2010 is designated the European Year for Combating Poverty and Social Exclusion, with civil society groups and various governmental agencies aiming to boost cooperative efforts. In spite of longstanding pledges by leaders to make an impact reducing poverty, an estimated 80 million Europeans today live with it.
Charity workers across the EU are in the front lines every year. Euronews went out with a team in Brussels, and heard from a few of the people they help.
One said: “I got into money trouble… after my grandad died. I haven’t got a fixed home any more.”
Another confided: “All my family are dead. I don’t have anyone left. There’s no one for me to turn to.”
Exclusion from society does not only affect individuals’ wellbeing; it has a cumulative affect on society’s economic development. Exclusion cuts people adrift.
Nicolas Dermine, with ‘Samu social de Bruxelles’, said: “Since the economic crisis struck, and maybe before it, we’ve started to see quite a change among the homeless, finding more street people coming from France, Spain and Holland…”
The European Union Year against poverty will be launched officially on 21 January, in Madrid, at a high-level conference organised by the Spanish EU presidency and the European Commission.

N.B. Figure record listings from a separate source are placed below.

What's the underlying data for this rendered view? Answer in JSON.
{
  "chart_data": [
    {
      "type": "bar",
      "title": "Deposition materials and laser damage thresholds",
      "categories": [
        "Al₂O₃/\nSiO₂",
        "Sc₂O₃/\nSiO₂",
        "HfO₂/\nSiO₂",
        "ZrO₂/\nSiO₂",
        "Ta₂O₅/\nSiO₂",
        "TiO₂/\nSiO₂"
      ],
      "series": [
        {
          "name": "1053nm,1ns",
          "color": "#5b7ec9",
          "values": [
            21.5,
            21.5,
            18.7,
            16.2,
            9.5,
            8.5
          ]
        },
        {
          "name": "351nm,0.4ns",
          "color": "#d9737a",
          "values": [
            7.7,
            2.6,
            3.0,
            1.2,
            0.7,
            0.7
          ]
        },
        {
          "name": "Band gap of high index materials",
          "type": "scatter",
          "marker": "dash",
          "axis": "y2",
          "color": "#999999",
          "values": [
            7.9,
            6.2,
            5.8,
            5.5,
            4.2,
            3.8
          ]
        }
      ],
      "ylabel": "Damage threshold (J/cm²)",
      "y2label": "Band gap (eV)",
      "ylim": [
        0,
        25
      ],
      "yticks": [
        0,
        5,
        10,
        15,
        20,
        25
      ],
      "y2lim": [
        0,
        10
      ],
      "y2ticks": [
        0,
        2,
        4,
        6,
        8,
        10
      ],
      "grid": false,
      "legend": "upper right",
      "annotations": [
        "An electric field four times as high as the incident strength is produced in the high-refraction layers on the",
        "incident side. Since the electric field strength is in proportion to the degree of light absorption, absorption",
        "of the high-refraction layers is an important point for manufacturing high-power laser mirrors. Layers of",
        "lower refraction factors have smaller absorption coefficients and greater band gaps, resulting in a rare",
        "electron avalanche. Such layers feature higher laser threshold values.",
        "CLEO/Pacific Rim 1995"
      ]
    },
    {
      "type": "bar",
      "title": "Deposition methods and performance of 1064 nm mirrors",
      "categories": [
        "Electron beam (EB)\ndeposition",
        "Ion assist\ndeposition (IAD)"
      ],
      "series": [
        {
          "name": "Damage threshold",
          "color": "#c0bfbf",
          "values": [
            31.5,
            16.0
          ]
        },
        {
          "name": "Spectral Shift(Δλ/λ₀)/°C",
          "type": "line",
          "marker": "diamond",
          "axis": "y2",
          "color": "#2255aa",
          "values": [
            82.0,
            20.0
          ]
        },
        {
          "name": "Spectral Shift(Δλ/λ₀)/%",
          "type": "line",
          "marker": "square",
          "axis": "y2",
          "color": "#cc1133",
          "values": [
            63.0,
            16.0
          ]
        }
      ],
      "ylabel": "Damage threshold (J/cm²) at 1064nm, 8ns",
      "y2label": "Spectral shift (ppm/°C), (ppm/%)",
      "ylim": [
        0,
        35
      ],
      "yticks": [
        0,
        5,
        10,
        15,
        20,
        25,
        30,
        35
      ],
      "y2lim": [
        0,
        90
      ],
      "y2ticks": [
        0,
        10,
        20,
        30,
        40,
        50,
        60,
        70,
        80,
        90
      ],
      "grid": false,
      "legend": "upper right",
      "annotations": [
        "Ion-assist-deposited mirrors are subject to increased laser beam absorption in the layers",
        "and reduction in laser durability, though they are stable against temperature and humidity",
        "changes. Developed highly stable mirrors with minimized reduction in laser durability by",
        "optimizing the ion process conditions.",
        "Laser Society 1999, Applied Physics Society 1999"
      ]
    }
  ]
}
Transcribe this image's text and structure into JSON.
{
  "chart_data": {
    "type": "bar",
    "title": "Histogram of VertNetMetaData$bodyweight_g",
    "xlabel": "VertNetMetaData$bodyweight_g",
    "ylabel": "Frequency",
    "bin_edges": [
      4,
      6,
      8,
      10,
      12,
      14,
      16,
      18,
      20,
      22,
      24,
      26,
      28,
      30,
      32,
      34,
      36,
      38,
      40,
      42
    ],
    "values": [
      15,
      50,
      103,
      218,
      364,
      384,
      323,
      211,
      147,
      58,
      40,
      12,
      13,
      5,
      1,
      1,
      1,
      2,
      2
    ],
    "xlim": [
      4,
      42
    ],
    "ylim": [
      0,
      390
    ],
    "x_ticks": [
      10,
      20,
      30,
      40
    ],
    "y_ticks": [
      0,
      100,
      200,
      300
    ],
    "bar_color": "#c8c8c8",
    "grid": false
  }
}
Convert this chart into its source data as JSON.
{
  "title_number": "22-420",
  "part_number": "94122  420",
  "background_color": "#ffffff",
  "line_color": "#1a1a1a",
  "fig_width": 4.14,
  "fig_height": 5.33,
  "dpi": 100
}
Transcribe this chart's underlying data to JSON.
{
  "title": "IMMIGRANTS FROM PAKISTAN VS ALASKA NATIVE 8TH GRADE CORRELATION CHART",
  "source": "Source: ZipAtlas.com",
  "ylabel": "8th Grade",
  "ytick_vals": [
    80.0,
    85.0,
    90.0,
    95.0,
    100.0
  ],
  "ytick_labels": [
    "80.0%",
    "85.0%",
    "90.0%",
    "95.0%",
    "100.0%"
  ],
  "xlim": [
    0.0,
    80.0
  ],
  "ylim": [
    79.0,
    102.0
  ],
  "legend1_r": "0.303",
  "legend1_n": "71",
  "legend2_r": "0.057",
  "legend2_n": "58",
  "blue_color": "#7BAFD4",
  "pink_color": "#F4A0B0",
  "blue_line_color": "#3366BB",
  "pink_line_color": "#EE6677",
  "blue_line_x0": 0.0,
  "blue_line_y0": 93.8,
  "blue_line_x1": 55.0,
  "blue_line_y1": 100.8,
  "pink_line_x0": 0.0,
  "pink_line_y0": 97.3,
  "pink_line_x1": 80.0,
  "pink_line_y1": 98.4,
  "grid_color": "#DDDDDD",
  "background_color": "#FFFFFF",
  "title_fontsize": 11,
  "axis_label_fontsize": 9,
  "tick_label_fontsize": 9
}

The Fourth World social distress assistance movement ‘ATD Quart Monde’, as part of its programme, promotes dialogue between poor people and others who have not experienced poverty.
ATD Quart Monde’s Régis De Muylder said: “People who live in poverty today have more difficulty than they did ten years ago getting access to fundamental rights, whether it’s housing, education or healthcare.”
In targeted awareness campaigns, the EU is stressing the importance of collective responsibility. According to Brussels, 19 million European children are exposed to the risks of poverty.